Commonly Known Hangouts: Fugitive survives in soil for many years and attacks seedlings when fields are cool and wet after planting. Seedlings most likely attacked in low spots.
Apprehension in 2019: Likely. Selection of a hybrid resistant to downy mildew may thwart the fugitive. Efficacy of Oxathiapiprolin, the new fungicide seed treatment from Corteva (Lumisena) and Syngenta (Plenaris), is significantly greater than other labeled products to battle fugitive.
#5: Rhizopus Head Rot
Fugitive kicks you when you’re down.
Last Spotted: Fugitive commonly spotted in Southern and Central High Plains with occasional raids into the Dakotas.
Description: Wounded heads have soft lesions that enlarge and rot. Fugitive leaves evidence behind inside heads that it attacked: fluffy gray mold with black specks.
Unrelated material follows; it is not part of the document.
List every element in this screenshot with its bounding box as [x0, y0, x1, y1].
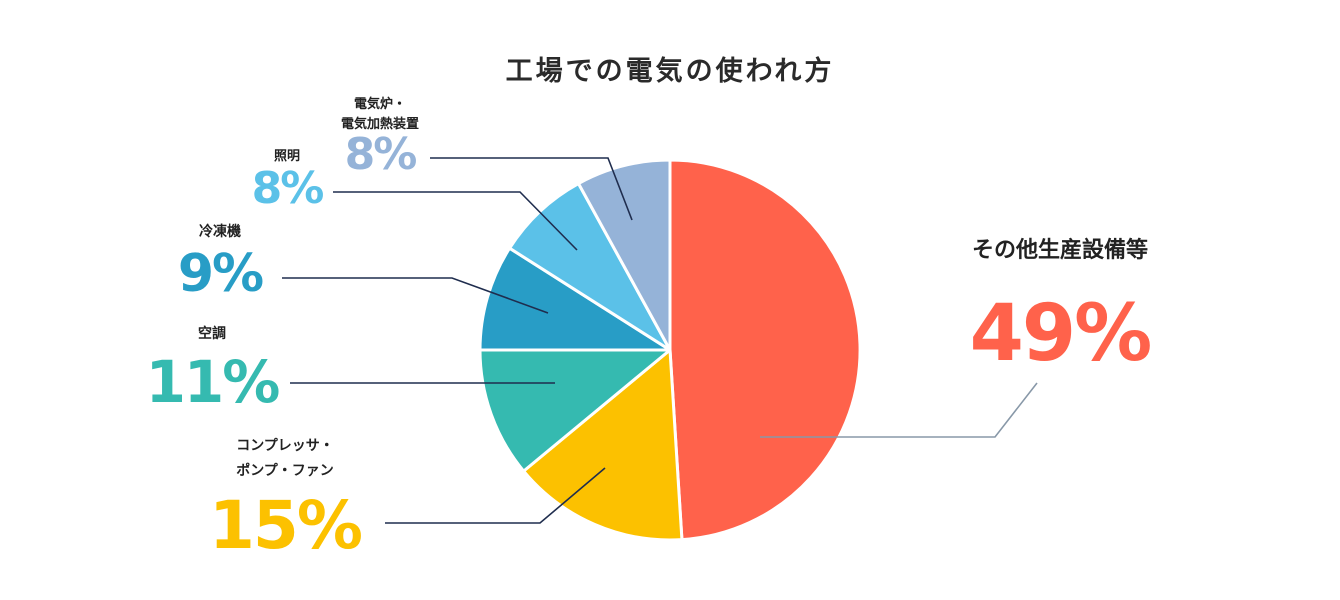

Commonly Known Hangouts: Fugitive attacks heads that are already wounded by hail, birds or insects. Most likely to attack wounded heads in hot temperatures.
Apprehension in 2019: Difficult. Attack is directly related to wounding, which is impossible to prevent. Efficacy of fungicides and genetic resistance are uncertain.
Before apprehending any of the suspects with fungicides, please consult the most up-to-date information on efficacy and timing, and remember to read and follow the labels.
*Sam Markell is extension plant pathologist with North Dakota State University. Bob Harveson is plant pathologist at the University of Nebraska’s Panhandle Research & Extension Center. Febina Mathew is plant pathologist with South Dakota State University.